Van De Velde didn't want to give away his entire talk, but part of it will describe having the radio access network decide, on its own, when to offload a session to Wi-Fi. It would give the network a tool to let latency-sensitive traffic (videos or even phone calls) avoid overcrowded radio conditions.
Cisco has a recently acquired cog that might help: Intucell, which was providing self-optimizing network (SON) technology to AT&T's mobile network. But if I understand it correctly, Intucell does its load balancing based on raw capacity. Van De Velde was talking about something more content-aware.
He sees it as part of a natural progression for WAN orchestration in general, which he sees as branching outward from the network core. This doesn't mean, though, that mobile-network management will converge with optical- and packet-layer management.
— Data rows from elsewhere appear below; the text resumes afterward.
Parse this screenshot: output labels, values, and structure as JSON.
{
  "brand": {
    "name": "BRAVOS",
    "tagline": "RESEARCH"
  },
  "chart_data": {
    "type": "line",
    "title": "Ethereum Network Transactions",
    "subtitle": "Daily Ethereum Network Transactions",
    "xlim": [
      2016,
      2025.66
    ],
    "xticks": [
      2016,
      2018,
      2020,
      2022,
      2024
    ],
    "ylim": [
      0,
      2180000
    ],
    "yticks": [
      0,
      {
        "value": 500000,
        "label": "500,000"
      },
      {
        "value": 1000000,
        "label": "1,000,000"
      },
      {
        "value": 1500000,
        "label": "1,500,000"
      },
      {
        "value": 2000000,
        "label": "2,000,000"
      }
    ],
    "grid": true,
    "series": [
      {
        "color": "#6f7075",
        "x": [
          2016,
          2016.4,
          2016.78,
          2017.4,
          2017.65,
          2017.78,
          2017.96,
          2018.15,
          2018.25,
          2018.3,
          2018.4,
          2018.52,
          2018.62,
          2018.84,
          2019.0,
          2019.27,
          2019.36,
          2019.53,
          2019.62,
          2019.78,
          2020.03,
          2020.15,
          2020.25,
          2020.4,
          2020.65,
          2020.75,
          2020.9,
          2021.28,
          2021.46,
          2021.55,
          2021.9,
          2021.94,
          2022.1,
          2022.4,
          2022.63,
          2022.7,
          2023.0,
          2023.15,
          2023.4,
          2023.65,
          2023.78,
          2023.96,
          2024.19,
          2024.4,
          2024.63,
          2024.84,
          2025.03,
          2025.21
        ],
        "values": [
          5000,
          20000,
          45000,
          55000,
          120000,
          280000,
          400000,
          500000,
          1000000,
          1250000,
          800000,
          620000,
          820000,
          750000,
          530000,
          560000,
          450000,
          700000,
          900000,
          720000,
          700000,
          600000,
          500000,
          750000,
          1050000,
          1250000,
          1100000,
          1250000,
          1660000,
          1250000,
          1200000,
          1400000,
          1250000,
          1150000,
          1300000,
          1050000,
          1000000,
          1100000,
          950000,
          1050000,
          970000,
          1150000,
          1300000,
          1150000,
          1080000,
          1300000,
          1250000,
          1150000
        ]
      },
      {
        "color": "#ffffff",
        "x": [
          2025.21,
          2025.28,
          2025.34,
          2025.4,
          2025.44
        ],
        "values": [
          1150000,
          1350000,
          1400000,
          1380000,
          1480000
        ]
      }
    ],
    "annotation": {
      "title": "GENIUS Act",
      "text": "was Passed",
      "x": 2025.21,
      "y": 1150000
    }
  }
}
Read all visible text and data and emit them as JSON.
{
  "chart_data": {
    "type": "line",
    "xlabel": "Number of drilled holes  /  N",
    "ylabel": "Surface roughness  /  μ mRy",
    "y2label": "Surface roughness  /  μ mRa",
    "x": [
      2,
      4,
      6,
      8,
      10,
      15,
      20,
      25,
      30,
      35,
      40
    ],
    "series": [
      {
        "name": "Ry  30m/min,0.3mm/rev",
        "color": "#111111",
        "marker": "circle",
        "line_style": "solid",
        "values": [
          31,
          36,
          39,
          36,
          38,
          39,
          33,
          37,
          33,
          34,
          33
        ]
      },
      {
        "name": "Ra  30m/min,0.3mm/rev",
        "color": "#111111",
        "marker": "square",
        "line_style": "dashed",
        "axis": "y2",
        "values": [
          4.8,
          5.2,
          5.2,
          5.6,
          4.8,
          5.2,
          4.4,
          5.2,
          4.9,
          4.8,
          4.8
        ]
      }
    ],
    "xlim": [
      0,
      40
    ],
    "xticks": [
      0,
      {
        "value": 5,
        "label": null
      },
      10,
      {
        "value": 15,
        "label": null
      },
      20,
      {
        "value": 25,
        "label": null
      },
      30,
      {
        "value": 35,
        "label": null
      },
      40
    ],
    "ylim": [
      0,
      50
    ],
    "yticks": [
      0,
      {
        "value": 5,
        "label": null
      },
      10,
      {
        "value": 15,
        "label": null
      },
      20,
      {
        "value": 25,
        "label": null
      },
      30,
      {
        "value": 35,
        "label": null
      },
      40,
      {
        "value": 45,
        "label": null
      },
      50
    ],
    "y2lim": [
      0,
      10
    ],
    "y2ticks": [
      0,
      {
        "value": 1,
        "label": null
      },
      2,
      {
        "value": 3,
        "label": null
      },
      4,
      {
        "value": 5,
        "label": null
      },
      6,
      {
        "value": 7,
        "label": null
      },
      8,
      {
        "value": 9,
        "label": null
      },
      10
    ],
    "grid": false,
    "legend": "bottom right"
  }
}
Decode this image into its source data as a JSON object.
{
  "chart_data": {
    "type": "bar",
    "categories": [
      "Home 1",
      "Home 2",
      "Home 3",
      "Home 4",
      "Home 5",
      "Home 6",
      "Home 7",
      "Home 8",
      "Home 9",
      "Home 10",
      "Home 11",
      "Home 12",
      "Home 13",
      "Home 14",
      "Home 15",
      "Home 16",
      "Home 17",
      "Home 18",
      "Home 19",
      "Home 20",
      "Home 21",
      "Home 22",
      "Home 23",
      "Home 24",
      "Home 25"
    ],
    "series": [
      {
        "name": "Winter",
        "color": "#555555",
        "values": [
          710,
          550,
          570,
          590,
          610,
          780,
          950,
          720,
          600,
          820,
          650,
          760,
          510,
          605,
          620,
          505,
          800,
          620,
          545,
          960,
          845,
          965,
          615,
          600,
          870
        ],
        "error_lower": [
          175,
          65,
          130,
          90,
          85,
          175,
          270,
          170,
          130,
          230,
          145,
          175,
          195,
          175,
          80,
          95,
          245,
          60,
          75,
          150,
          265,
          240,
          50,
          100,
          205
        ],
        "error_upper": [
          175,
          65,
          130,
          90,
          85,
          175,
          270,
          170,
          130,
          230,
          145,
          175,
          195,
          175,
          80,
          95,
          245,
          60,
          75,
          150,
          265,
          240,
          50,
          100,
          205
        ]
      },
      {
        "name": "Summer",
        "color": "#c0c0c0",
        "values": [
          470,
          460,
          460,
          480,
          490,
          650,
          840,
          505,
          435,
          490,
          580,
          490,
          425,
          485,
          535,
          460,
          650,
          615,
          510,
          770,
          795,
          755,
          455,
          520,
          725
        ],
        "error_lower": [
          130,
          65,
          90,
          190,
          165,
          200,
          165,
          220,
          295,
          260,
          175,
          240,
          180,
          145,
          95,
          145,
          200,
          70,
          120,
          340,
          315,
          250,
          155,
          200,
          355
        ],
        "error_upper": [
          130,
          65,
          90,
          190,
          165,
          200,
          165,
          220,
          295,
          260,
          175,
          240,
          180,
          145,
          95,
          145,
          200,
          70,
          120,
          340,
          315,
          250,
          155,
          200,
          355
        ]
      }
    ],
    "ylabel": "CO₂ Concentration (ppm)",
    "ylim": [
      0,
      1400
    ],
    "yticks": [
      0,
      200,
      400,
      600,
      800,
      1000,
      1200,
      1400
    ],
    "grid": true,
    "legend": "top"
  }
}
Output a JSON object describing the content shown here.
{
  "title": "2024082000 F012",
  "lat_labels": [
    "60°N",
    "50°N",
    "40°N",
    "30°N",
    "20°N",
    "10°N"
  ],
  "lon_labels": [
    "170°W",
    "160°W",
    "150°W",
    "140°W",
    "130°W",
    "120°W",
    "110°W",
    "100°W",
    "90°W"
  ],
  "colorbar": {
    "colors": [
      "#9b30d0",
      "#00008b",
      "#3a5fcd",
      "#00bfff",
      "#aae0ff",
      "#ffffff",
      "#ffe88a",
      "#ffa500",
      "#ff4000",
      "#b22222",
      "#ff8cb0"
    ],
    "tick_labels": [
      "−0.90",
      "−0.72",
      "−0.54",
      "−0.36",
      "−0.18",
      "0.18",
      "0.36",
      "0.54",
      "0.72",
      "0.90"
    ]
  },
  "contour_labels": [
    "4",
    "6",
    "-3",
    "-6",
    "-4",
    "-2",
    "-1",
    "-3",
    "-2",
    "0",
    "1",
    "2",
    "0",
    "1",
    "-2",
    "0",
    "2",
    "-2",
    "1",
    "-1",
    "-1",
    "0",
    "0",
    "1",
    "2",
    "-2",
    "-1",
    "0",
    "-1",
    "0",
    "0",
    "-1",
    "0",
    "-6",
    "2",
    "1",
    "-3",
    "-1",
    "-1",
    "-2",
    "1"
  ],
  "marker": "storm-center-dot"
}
Congestion at those layers will be happening independently of radio traffic jams, so Van De Velde thinks the resulting optimizations will be in parallel as well: one function for the mobile network, and another for packet and optical combined.
Given the industry's love of converging things, an obsession that's particularly strong at Cisco, I can't help but wonder if there's some plan for eventually blending these things together. But Van De Velde said there's no clear gain to doing that, at least not yet.